Records and Denials By State

There are many factors that affect the number of records a state has submitted to NICS, including state laws and funding streams, as well as differing mental health treatment rates, standards, and approaches that may impact how many people in a given state will be involuntarily committed, adjudicated as a danger to self or others, or otherwise prohibited by law. These factors vary significantly from state to state and make accurate and meaningful inter-state comparisons difficult. As a result, there exists no national benchmark or minimum requirement for the number of mental health records that should be submitted by each state.United States Government Accountability Office, Gun Control: Sharing Promising Practices and Assessing Incentives Could Better Position Justice to Assist States in Providing Records for Background Checks; 2012.

While precise state comparisons may not be possible, we can look at the number of records submitted by each state and analyze trends that exist within those states over time. This analysis helps illustrate that the top reporting states have a combination of strong state laws and have received federal funding, while the bottom performing states have neither.

Mental Health Records Submission and the National Instant Background Check System (NICS)

Central to the functions of the background check system is the National Instant Criminal Background Check System (NICS) — the system that allows federal and state law enforcement to quickly determine whether a prospective buyer is eligible to buy firearms.

A NICS background check involves a search of three separate databases: The National Crime Information Center (NCIC), the Interstate Identification Index (III), and the NICS Indices. Unlike NCIC and III, which predate the 1994 enactment of NICS and contain records used for criminal justice purposes broadly, NICS Indices were created simultaneously with NICS — and for the singular purpose of housing firearm-prohibiting records.

Importantly, NICS Indices are the sole repository for records that do not fit into the traditional criminal justice categories within the NCIC and III, but do indicate that an individual is prohibited from purchasing firearms. While states submit a small number of mental health records to these other databases,* the FBI has said that the vast majority of mental health records in NICS are contained in the NICS Indices. Prior to the enactment of NICS, mental health records were not generally included in federal databases — states effectively had submitted no records, and had no process for submitting them.

While this area continues to present a challenge because it has only been possible to submit mental health records for the past two decades, these records also present a unique opportunity for researchers. Unlike the other databases included in a NICS search, the NICS Indices contains only prohibiting records — and researchers can write reports, such as this one, analyzing states’ relative record submission performance.

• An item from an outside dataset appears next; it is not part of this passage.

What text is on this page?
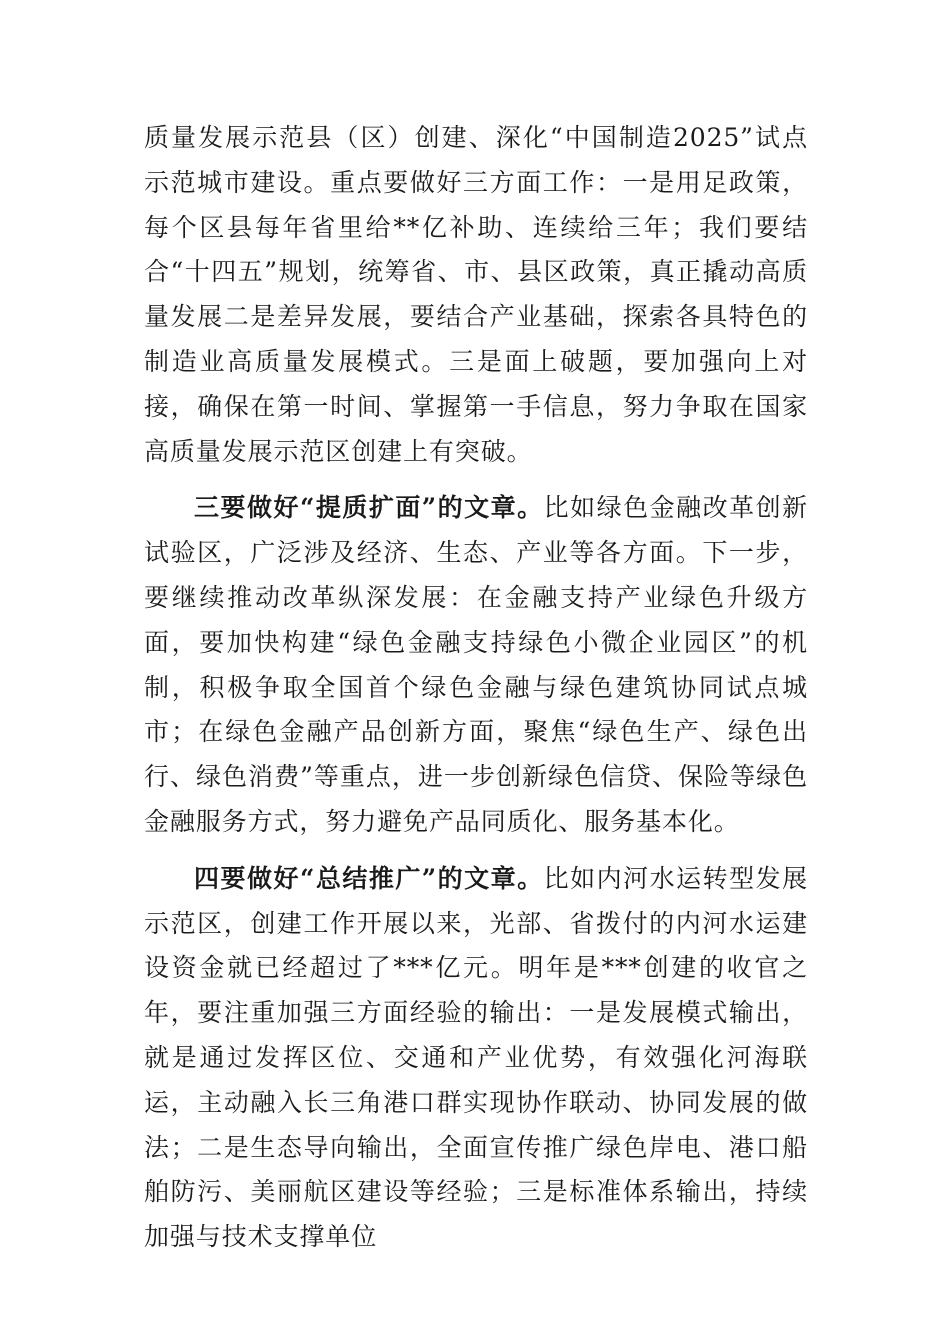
质量发展示范县（区）创建、深化“中国制造2025”试点示范城市建设。重点要做好三方面工作：一是用足政策，每个区县每年省里给**亿补助、连续给三年；我们要结合“十四五”规划，统筹省、市、县区政策，真正撬动高质量发展二是差异发展，要结合产业基础，探索各具特色的制造业高质量发展模式。三是面上破题，要加强向上对接，确保在第一时间、掌握第一手信息，努力争取在国家高质量发展示范区创建上有突破。

三要做好“提质扩面”的文章。比如绿色金融改革创新试验区，广泛涉及经济、生态、产业等各方面。下一步，要继续推动改革纵深发展：在金融支持产业绿色升级方面，要加快构建“绿色金融支持绿色小微企业园区”的机制，积极争取全国首个绿色金融与绿色建筑协同试点城市；在绿色金融产品创新方面，聚焦“绿色生产、绿色出行、绿色消费”等重点，进一步创新绿色信贷、保险等绿色金融服务方式，努力避免产品同质化、服务基本化。

四要做好“总结推广”的文章。比如内河水运转型发展示范区，创建工作开展以来，光部、省拨付的内河水运建设资金就已经超过了***亿元。明年是***创建的收官之年，要注重加强三方面经验的输出：一是发展模式输出，就是通过发挥区位、交通和产业优势，有效强化河海联运，主动融入长三角港口群实现协作联动、协同发展的做法；二是生态导向输出，全面宣传推广绿色岸电、港口船舶防污、美丽航区建设等经验；三是标准体系输出，持续加强与技术支撑单位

On the contrary, it is far harder to analyze submission of prohibiting domestic violence records: Only a subset of domestic violence convictions and protection orders (submitted to III and NCIC, respectively) are prohibiting. Without any way to quantify those prohibiting records, it is harder to evaluate — and resolve — dangerous failures in state performance.

*Records may be in III if they involve a finding by a court of not guilty by reason of insanity, or guilty but mentally ill.